Crescent Point Energy (TSX:CPG)(NYSE:CPG) just reported strong Q2 2022 results. The stock caught a new tailwind in recent weeks but still trades well off the 2022 highs. Investors who missed the big energy rally earlier this year are wondering if CPG stock is now undervalued and a good buy.
Crescent Point Energy overview
Crescent Point Energy has a current market capitalization $5.6 billion. The company produces oil, natural gas liquids, and natural gas at sites located in Canada and the United States.
Crescent Point Energy was once a darling among dividend investors who flocked to the stock for its generous and consistent payouts. For years, Crescent Point fueled aggressive takeovers through debt and share sales.
The good times, unfortunately, ended in late 2014 when the price of oil crashed. In June of that year, Crescent Point traded for $47 per share and paid a monthly dividend of $0.23 per share. Despite the crash in the price of oil, the board kept the dividend in place for another year but was forced to slash the distribution to $0.10 in September 2015.
The situation continued to get worse, as high debt and plunging revenues took a toll on the stock. Another dividend cut reduced the monthly dividend to $0.03 in 2016. Management then went to quarterly distributions of $0.01 per share in 2019, and finally down to just a penny per year during the rout in 2020. At its lowest point, Crescent Point traded for less than $1 per share.
Recovery
Investors who had the courage to buy CPG stock at a buck are now sitting on big gains. The stock trades near $10 at the time of writing and was above $13.50 at one point this year. The rebound off the 2020 low is being driven by a significant recovery in the price of oil and natural gas. This has enabled Crescent Point Energy to reduce its debt to the point where it is making acquisitions again and is returning cash to shareholders.
Crescent Point Energy spent $900 million to buy Shell Canada’s Kaybob Duvernay assets in Alberta in early 2021. The deal added 30,000 barrels of oil equivalent per day (boe/d) in production and significant undeveloped land in the Kaybob area. Crescent Point used ongoing WTI oil prices of US$50-60 per barrel as its metric for doing the deal. Oil has been above US$100 per barrel for much of 2022, so the purchase is paying off nicely.
Earnings
Crescent Point reported Q2 2022 adjusted cash flow from operations of $599 million compared to $388 million in the same period last year. Adjusted net earnings from operations jumped to $272 million from $118 million in Q2 2021.
Net debt dropped from $2.32 billion to $1.47 billion. This steep reduction in the debt position is giving Crescent Point Energy the flexibility to return more cash to shareholders. The quarterly base dividend is back up to $0.08 per share for $0.32 on an annualized basis. That’s good for a 3.2% yield at the current share price.
Starting in Q3 2022, the company will return up to 50% of discretionary excess cash flow to shareholders on top of the base dividend.
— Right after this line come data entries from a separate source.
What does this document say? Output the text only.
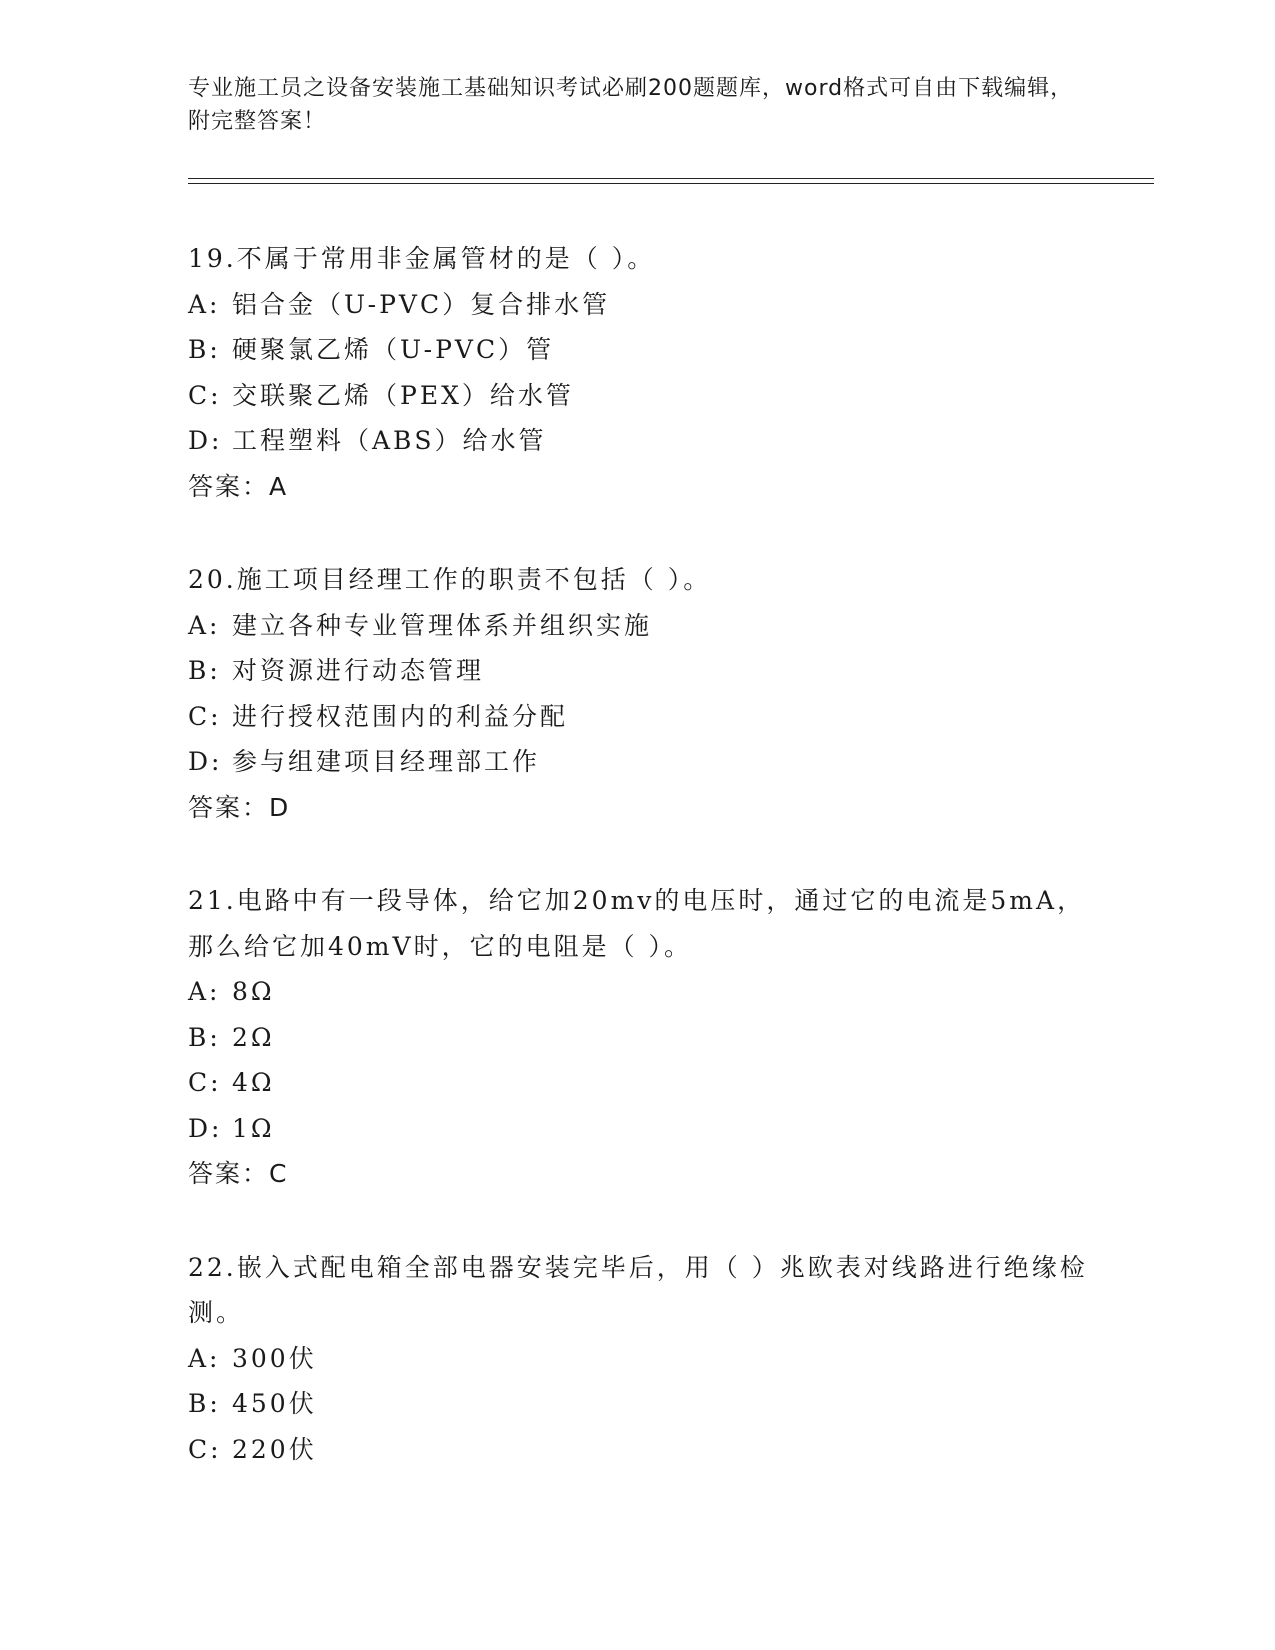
专业施工员之设备安装施工基础知识考试必刷200题题库，word格式可自由下载编辑，附完整答案！
19.不属于常用非金属管材的是（ ）。
A: 铝合金（U-PVC）复合排水管
B: 硬聚氯乙烯（U-PVC）管
C: 交联聚乙烯（PEX）给水管
D: 工程塑料（ABS）给水管
答案：A
20.施工项目经理工作的职责不包括（ ）。
A: 建立各种专业管理体系并组织实施
B: 对资源进行动态管理
C: 进行授权范围内的利益分配
D: 参与组建项目经理部工作
答案：D
21.电路中有一段导体，给它加20mv的电压时，通过它的电流是5mA，那么给它加40mV时，它的电阻是（ ）。
A: 8Ω
B: 2Ω
C: 4Ω
D: 1Ω
答案：C
22.嵌入式配电箱全部电器安装完毕后，用（ ）兆欧表对线路进行绝缘检测。
A: 300伏
B: 450伏
C: 220伏
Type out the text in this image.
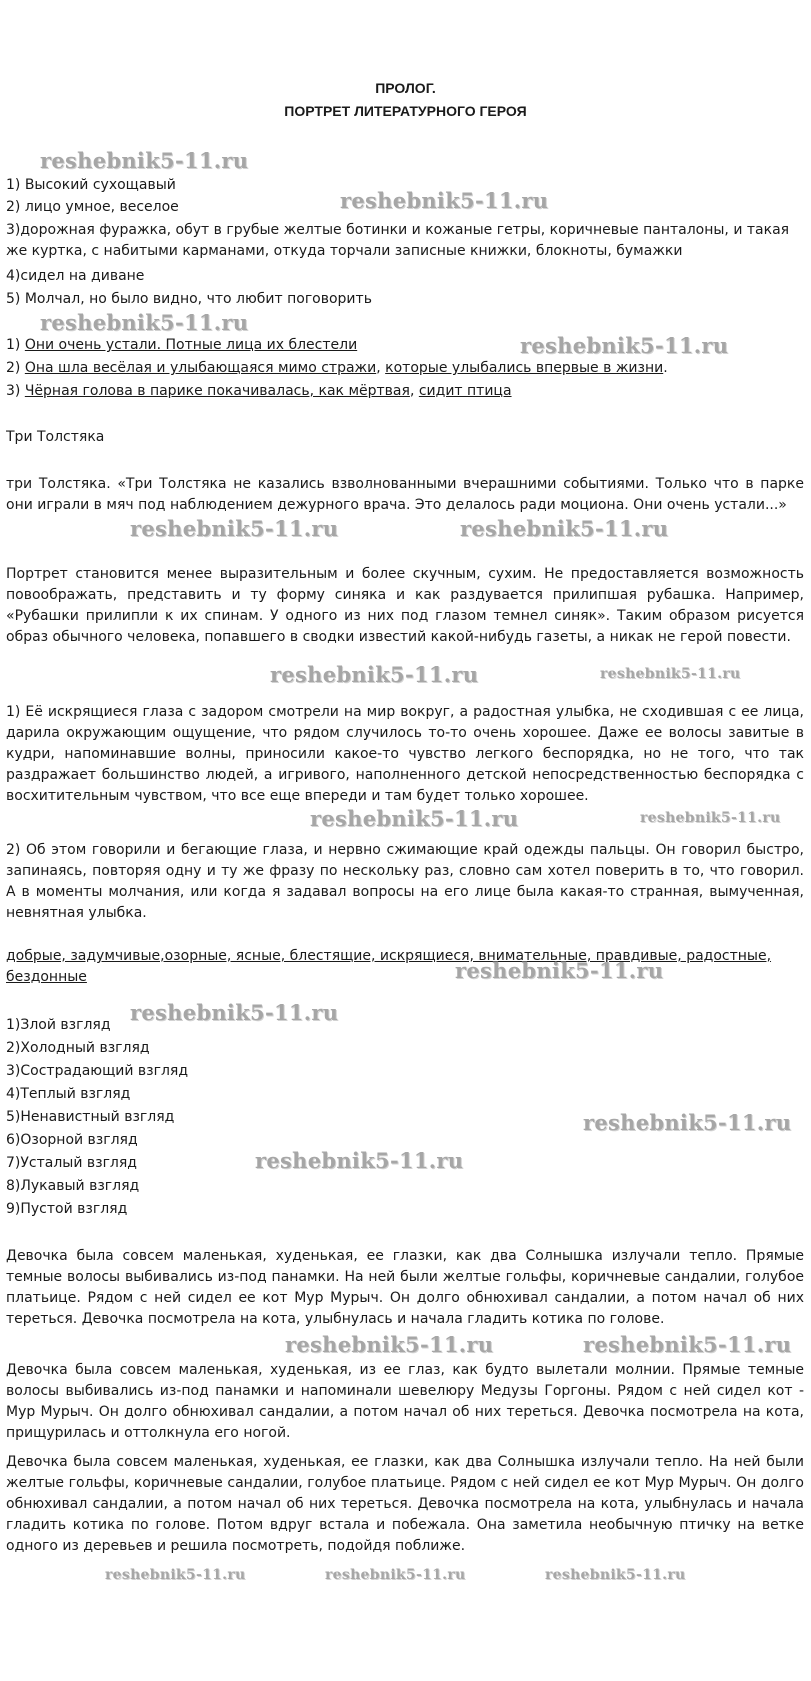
ПРОЛОГ.
ПОРТРЕТ ЛИТЕРАТУРНОГО ГЕРОЯ
1) Высокий сухощавый
2) лицо умное, веселое
3)дорожная фуражка, обут в грубые желтые ботинки и кожаные гетры, коричневые панталоны, и такая же куртка, с набитыми карманами, откуда торчали записные книжки, блокноты, бумажки
4)сидел на диване
5) Молчал, но было видно, что любит поговорить
1) Они очень устали. Потные лица их блестели
2) Она шла весёлая и улыбающаяся мимо стражи, которые улыбались впервые в жизни.
3) Чёрная голова в парике покачивалась, как мёртвая, сидит птица
Три Толстяка
три Толстяка. «Три Толстяка не казались взволнованными вчерашними событиями. Только что в парке они играли в мяч под наблюдением дежурного врача. Это делалось ради моциона. Они очень устали...»
Портрет становится менее выразительным и более скучным, сухим. Не предоставляется возможность повоображать, представить и ту форму синяка и как раздувается прилипшая рубашка. Например, «Рубашки прилипли к их спинам. У одного из них под глазом темнел синяк». Таким образом рисуется образ обычного человека, попавшего в сводки известий какой-нибудь газеты, а никак не герой повести.
1) Её искрящиеся глаза с задором смотрели на мир вокруг, а радостная улыбка, не сходившая с ее лица, дарила окружающим ощущение, что рядом случилось то-то очень хорошее. Даже ее волосы завитые в кудри, напоминавшие волны, приносили какое-то чувство легкого беспорядка, но не того, что так раздражает большинство людей, а игривого, наполненного детской непосредственностью беспорядка с восхитительным чувством, что все еще впереди и там будет только хорошее.
2) Об этом говорили и бегающие глаза, и нервно сжимающие край одежды пальцы. Он говорил быстро, запинаясь, повторяя одну и ту же фразу по нескольку раз, словно сам хотел поверить в то, что говорил. А в моменты молчания, или когда я задавал вопросы на его лице была какая-то странная, вымученная, невнятная улыбка.
добрые, задумчивые,озорные, ясные, блестящие, искрящиеся, внимательные, правдивые, радостные, бездонные
1)Злой взгляд
2)Холодный взгляд
3)Сострадающий взгляд
4)Теплый взгляд
5)Ненавистный взгляд
6)Озорной взгляд
7)Усталый взгляд
8)Лукавый взгляд
9)Пустой взгляд
Девочка была совсем маленькая, худенькая, ее глазки, как два Солнышка излучали тепло. Прямые темные волосы выбивались из-под панамки. На ней были желтые гольфы, коричневые сандалии, голубое платьице. Рядом с ней сидел ее кот Мур Мурыч. Он долго обнюхивал сандалии, а потом начал об них тереться. Девочка посмотрела на кота, улыбнулась и начала гладить котика по голове.
Девочка была совсем маленькая, худенькая, из ее глаз, как будто вылетали молнии. Прямые темные волосы выбивались из-под панамки и напоминали шевелюру Медузы Горгоны. Рядом с ней сидел кот - Мур Мурыч. Он долго обнюхивал сандалии, а потом начал об них тереться. Девочка посмотрела на кота, прищурилась и оттолкнула его ногой.
Девочка была совсем маленькая, худенькая, ее глазки, как два Солнышка излучали тепло. На ней были желтые гольфы, коричневые сандалии, голубое платьице. Рядом с ней сидел ее кот Мур Мурыч. Он долго обнюхивал сандалии, а потом начал об них тереться. Девочка посмотрела на кота, улыбнулась и начала гладить котика по голове. Потом вдруг встала и побежала. Она заметила необычную птичку на ветке одного из деревьев и решила посмотреть, подойдя поближе.
reshebnik5-11.ru
reshebnik5-11.ru
reshebnik5-11.ru
reshebnik5-11.ru
reshebnik5-11.ru	reshebnik5-11.ru
reshebnik5-11.ru	reshebnik5-11.ru
reshebnik5-11.ru	reshebnik5-11.ru
reshebnik5-11.ru
reshebnik5-11.ru
reshebnik5-11.ru
reshebnik5-11.ru
reshebnik5-11.ru	reshebnik5-11.ru
reshebnik5-11.ru	reshebnik5-11.ru	reshebnik5-11.ru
This means special dividends and additional share repurchases are likely on the way if oil remains near current levels. Under the current normal course issuer bid (NCIB), Crescent Point can buy back up to 10% of its outstanding common stock.
Outlook
Crescent Point expects to generate more than $1.4 billion in excess cash flow in 2022 with $775 million coming in the second half of the year, assuming WTI oil averages US$100 per barrel.
Total average annual production is expected to be $130,000-134,000 boe/d in 2022. Capital outlays are only about $900 million, so Crescent Point is set up to be a cash flow machine in this environment.
Should you buy Crescent Point Energy stock now?
The stock price dropped from around $13.50 on June 8 to less than $8.50 on July 6, so investors need to be willing to ride out some serious volatility if the price of oil delivers another meaningful dip. That being said, the stock appears very cheap at the current WTI oil price near US$98 per barrel and you get paid a decent dividend yield with special dividends probably on the way in the coming months.
I wouldn’t back up the truck, but oil bulls might want to add Crescent Point to their portfolios today.